Selanjutnya Selasa (2/12/2020) pada Sidang lanjutan dengan Agenda Putusan Sela, dihadiri Hakim Ketua Wari Juniarti, SH.,MH didampingi Hakim Anggota Ikrarniekha El. Fayu, SH.,MH dan Drs. Gustap PM Marpaung. SH, panitera pengganti Hanna Margaretha Fenat, SH serta Penasehat Hukum Terdakwa E. Nita Juwita SH.,MH.
Dalam keputusan, Hakim mengabulkan eksepsi dari Penasihat Hukum Terdakwa, dan yang menjadi pertimbangan hakim Bahwa ketidakcermatan, ketidakjelasan dan ketidaklengkapan Surat Dakwaan Penuntut Umum, di mana terdakwa sebagai terdakwa tunggal dengan tidak menerapkan Pasal 55 ayat (1) ke-1 KUHP sebagai salah satu dari ketentuan hukum yang harus didakwakan kepada terdakwa, sehingga dakwaan Penuntut Umum tidak cermat, tidak jelas dan lengkap apa peranan dari terdakwa tersebut.

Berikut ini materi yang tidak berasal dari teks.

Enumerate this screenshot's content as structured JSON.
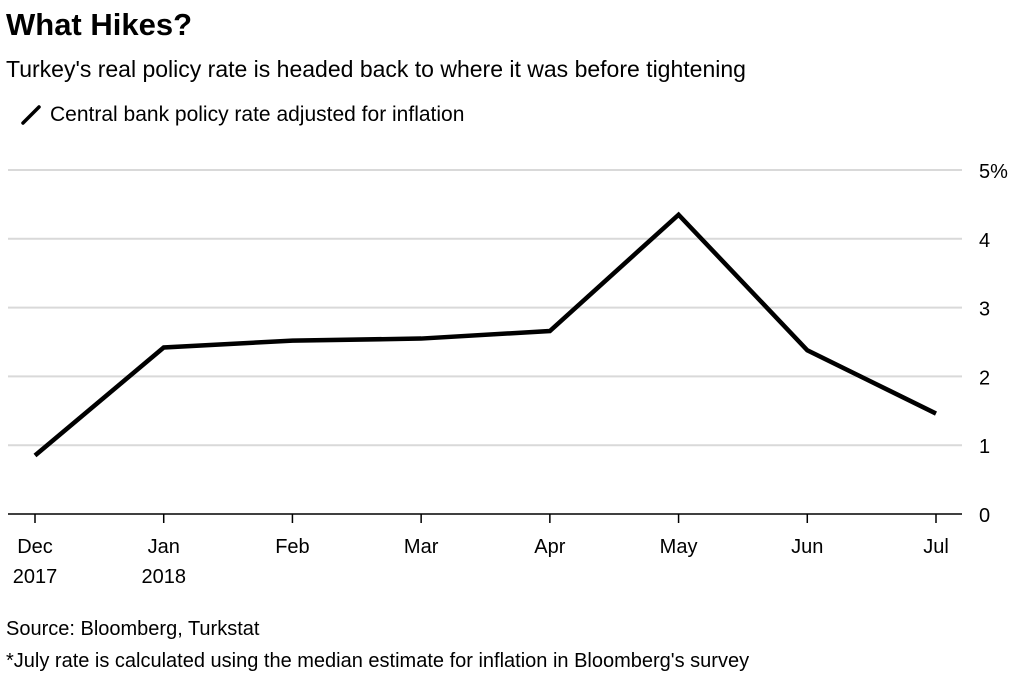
{
  "title": "What Hikes?",
  "subtitle": "Turkey's real policy rate is headed back to where it was before tightening",
  "source": "Source: Bloomberg, Turkstat",
  "footnote": "*July rate is calculated using the median estimate for inflation in Bloomberg's survey",
  "chart_data": {
    "type": "line",
    "title": "What Hikes?",
    "subtitle": "Turkey's real policy rate is headed back to where it was before tightening",
    "xlabel": "",
    "ylabel": "",
    "categories": [
      "Dec 2017",
      "Jan 2018",
      "Feb",
      "Mar",
      "Apr",
      "May",
      "Jun",
      "Jul"
    ],
    "x_tick_labels": [
      [
        "Dec",
        "2017"
      ],
      [
        "Jan",
        "2018"
      ],
      [
        "Feb"
      ],
      [
        "Mar"
      ],
      [
        "Apr"
      ],
      [
        "May"
      ],
      [
        "Jun"
      ],
      [
        "Jul"
      ]
    ],
    "series": [
      {
        "name": "Central bank policy rate adjusted for inflation",
        "values": [
          0.85,
          2.42,
          2.52,
          2.55,
          2.66,
          4.35,
          2.38,
          1.46
        ],
        "color": "#000000"
      }
    ],
    "ylim": [
      0,
      5
    ],
    "y_ticks": [
      0,
      1,
      2,
      3,
      4,
      5
    ],
    "y_tick_labels": [
      "0",
      "1",
      "2",
      "3",
      "4",
      "5%"
    ],
    "y_axis_side": "right",
    "grid": true,
    "legend_position": "top-left"
  }
}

Hakim menyatakan Surat Dakwaan Penuntut Umum tidak dapat diterima karena tidak memenuhi syarat formil dan materil sebuah surat dakwaan sebagaimana yang dimaksud pasal 143 Ayat (2) UU No. 8 tahun 1981 tentang KUHAP. Terhadap keputusan ini Majelis Hakim memberi kesempatan kepada pihak yang tidak puas untuk melakukan upaya Hukum sebagaimana diatur dalam UU.
Hakim menjelaskan bahwa keberatannya Penasehat Hukum Terdakwa Ibrahim Isre, S.Pi Alias Ibrahim, S.Pi tersebut dapat diterima, dan menyatakan surat dakwaan Penuntut Umum REG. Perkara PDS-01/N.3.22/Ft.1/11/2020 tanggal 5 November 2020 atas nama Terdakwa Ibrahim Isre, S. Pi batal demi hukum. Selanjutnya hakim juga memerintahkan untuk mengembalikan berkas perkara ini kepada Penuntut Umum dan membebankan biaya perkara kepada Negara.

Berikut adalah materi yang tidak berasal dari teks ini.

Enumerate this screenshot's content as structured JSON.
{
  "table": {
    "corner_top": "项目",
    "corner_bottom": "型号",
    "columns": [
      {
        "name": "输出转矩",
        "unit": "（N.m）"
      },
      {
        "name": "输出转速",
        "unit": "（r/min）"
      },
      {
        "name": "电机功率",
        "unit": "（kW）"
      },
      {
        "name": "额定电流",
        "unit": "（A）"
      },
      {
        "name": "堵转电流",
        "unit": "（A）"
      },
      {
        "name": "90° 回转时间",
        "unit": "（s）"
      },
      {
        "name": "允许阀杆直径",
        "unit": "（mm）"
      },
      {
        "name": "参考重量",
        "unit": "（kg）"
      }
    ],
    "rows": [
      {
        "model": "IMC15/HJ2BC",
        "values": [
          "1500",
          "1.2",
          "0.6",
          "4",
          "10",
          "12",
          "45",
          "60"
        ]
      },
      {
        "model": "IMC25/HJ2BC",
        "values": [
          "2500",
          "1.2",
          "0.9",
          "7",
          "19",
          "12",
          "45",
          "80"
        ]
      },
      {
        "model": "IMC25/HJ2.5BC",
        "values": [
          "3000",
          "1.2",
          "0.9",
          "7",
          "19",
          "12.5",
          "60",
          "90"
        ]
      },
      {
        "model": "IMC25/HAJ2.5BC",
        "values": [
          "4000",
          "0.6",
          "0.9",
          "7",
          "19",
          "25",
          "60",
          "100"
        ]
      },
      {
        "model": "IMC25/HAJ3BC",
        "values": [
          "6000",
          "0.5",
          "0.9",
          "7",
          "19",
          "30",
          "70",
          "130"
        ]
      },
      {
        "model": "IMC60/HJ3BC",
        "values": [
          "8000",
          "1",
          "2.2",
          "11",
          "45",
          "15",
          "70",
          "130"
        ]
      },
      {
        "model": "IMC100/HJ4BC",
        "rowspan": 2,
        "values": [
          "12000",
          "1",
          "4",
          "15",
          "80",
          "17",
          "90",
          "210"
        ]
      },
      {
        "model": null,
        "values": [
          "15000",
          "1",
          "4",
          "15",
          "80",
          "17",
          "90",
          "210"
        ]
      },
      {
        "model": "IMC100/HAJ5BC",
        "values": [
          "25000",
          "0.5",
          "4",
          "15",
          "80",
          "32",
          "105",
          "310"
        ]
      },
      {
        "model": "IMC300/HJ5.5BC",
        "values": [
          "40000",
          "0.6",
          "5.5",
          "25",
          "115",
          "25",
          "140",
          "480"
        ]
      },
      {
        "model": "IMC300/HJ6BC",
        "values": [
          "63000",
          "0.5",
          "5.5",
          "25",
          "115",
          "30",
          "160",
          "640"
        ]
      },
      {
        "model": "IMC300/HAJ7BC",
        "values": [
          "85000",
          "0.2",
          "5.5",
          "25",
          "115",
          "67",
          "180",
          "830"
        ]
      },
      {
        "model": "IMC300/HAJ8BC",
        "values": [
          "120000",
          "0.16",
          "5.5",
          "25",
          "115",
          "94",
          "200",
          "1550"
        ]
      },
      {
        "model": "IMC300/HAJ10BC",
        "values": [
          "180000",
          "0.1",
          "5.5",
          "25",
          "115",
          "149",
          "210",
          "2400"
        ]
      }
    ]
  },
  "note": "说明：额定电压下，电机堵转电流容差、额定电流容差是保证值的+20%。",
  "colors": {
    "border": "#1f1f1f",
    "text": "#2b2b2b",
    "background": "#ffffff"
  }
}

Seusai sidang putusan, Penasihat Hukum Terdakwa E. Nita Juwita SH.,MH merasa puas dengan keputusan hakim, karena telah dengan cermat menilai dakwaan penuntut umum yang tidak sesuai dengan pasal 143 Ayat (2) UU No. 8 tahun 1981 tentang KUHAP dan Pedoman Pembuatan Surat Dakwaan yang dikeluarkan oleh Kejaksaan Agung Republik Indonesia pada bulan April 1985. (InfoNTT.com/fre)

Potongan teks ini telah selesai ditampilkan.